Requiring farmers to plant 50-foot wide grass strips, or buffers, between cropland and streams would jumpstart progress toward cleaning Iowa's dirty water while affecting only a handful of growers and a minuscule number of acres, a new report from the Environmental Working Group shows.

REQUIRE BUFFERS? Advocacy group EWG has studied 1,700 miles of streams in 5 counties in Iowa, using aerial photography. Requiring the use of buffer zones could get the state two-thirds of the way to its goal for reducing phosphorus pollution and one-fifth of the way to its target for reducing nitrogen pollution.

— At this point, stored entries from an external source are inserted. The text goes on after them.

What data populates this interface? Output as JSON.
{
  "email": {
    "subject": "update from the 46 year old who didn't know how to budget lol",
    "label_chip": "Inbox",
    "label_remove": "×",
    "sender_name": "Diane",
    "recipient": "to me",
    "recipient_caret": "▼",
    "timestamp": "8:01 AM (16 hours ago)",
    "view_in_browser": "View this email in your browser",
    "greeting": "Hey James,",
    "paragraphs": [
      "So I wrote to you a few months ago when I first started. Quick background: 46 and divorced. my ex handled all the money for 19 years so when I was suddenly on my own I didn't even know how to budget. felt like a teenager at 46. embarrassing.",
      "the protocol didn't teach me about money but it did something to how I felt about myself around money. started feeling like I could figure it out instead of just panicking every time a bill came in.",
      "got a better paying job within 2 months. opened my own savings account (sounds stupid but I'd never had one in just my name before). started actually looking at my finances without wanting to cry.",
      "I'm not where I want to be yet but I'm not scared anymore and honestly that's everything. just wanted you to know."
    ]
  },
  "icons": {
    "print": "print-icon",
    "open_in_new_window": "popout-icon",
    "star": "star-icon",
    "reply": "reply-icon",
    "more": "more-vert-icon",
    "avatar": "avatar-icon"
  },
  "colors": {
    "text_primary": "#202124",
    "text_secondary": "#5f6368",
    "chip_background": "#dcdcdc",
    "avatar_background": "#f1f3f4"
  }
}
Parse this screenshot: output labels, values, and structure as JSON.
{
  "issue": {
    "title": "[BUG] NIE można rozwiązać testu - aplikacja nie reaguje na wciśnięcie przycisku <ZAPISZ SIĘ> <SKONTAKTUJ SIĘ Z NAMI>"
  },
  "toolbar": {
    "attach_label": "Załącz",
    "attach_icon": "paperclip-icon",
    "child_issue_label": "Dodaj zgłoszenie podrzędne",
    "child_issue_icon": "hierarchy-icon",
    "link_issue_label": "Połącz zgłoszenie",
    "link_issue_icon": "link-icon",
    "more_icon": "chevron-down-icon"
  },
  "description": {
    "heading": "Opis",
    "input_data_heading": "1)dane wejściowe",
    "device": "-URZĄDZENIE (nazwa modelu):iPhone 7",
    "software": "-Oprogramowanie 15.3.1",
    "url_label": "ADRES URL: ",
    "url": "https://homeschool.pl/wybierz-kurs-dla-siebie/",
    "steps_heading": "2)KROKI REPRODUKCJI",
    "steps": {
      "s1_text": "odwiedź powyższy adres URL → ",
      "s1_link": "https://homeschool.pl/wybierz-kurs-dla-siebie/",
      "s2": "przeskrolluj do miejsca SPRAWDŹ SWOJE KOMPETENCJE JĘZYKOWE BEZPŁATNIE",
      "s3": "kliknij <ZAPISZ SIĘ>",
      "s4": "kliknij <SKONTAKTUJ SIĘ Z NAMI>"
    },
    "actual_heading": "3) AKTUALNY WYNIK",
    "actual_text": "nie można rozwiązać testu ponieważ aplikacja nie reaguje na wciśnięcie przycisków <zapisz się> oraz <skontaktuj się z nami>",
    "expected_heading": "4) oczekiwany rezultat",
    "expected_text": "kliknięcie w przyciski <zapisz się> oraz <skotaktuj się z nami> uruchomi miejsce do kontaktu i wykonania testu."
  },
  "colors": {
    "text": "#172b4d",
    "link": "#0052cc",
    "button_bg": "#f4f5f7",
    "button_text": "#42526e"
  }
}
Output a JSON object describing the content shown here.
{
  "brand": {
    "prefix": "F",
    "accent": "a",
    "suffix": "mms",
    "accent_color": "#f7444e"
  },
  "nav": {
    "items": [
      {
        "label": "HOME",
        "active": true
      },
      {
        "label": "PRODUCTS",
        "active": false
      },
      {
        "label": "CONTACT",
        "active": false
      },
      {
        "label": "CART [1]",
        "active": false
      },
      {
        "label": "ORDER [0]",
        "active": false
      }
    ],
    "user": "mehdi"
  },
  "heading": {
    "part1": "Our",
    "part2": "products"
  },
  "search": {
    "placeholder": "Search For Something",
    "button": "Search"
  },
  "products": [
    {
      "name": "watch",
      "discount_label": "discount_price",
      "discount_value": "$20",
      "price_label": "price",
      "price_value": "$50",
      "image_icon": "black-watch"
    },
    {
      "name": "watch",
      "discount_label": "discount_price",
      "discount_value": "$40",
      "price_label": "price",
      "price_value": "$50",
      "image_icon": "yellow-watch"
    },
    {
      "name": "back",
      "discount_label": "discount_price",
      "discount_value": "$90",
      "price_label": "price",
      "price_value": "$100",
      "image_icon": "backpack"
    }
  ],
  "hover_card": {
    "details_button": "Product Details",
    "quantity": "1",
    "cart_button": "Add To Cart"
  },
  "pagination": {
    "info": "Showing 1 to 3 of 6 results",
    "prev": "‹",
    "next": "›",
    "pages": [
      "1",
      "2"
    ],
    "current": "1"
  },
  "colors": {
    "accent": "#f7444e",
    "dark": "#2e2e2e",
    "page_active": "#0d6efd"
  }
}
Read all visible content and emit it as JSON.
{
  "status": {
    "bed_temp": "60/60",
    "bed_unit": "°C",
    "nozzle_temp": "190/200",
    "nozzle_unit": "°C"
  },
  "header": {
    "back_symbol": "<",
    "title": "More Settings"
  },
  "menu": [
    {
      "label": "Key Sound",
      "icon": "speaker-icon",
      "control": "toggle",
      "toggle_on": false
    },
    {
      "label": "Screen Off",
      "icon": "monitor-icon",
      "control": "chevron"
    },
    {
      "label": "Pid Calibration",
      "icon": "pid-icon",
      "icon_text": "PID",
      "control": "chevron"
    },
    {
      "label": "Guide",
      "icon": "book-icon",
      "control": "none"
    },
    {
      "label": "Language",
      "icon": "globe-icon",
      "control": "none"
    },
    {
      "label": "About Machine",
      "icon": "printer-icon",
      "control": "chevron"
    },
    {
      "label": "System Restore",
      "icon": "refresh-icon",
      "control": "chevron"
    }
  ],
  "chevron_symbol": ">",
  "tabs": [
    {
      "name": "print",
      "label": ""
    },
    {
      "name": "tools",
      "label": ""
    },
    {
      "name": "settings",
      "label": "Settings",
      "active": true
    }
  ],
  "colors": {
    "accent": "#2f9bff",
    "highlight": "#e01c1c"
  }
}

The report, titled "Iowa's Low-Hanging Fruit: Stream Buffer Rule = Cleaner Water, Little Cost," examines five representative Iowa counties to assess the impact that a statewide streamside buffer requirement would have on pollution, landowners and farm acreage. "Iowa's waterways have long been polluted with fertilizer and manure that runs off farmers' fields and into nearby streams," EWG states in a press release it issued on February 3. "Phosphorus pollution in the runoff can cause major problems for human health and aquatic life and is a primary cause of Iowa's chronically poor water quality."

Pressure is growing in Iowa for the state to clean up its water
"Overloading waterways with phosphorus sets off the kind of toxic algae blooms that left half a million people without drinking water in Toledo last summer," says Soren Rundquist, EWG landscape and remote sensing analyst and co-author of the report. "Algal blooms also keep Iowans from enjoying the outdoors, especially in summer when polluted water often makes fishing, swimming or paddling unpleasant."

Streamside grass strips are very effective at keeping phosphorus out of waterways and also helps somewhat to reduce the nitrate pollution that threatens drinking water supplies across Iowa, he says. Most nitrate pollution is discharged from buried drainage pipes under crop fields, which circumvent buffers.

Click here to read the full report, "Iowa's Low Hanging Fruit: Stream Buffer Rule = Cleaner Water, Little Cost."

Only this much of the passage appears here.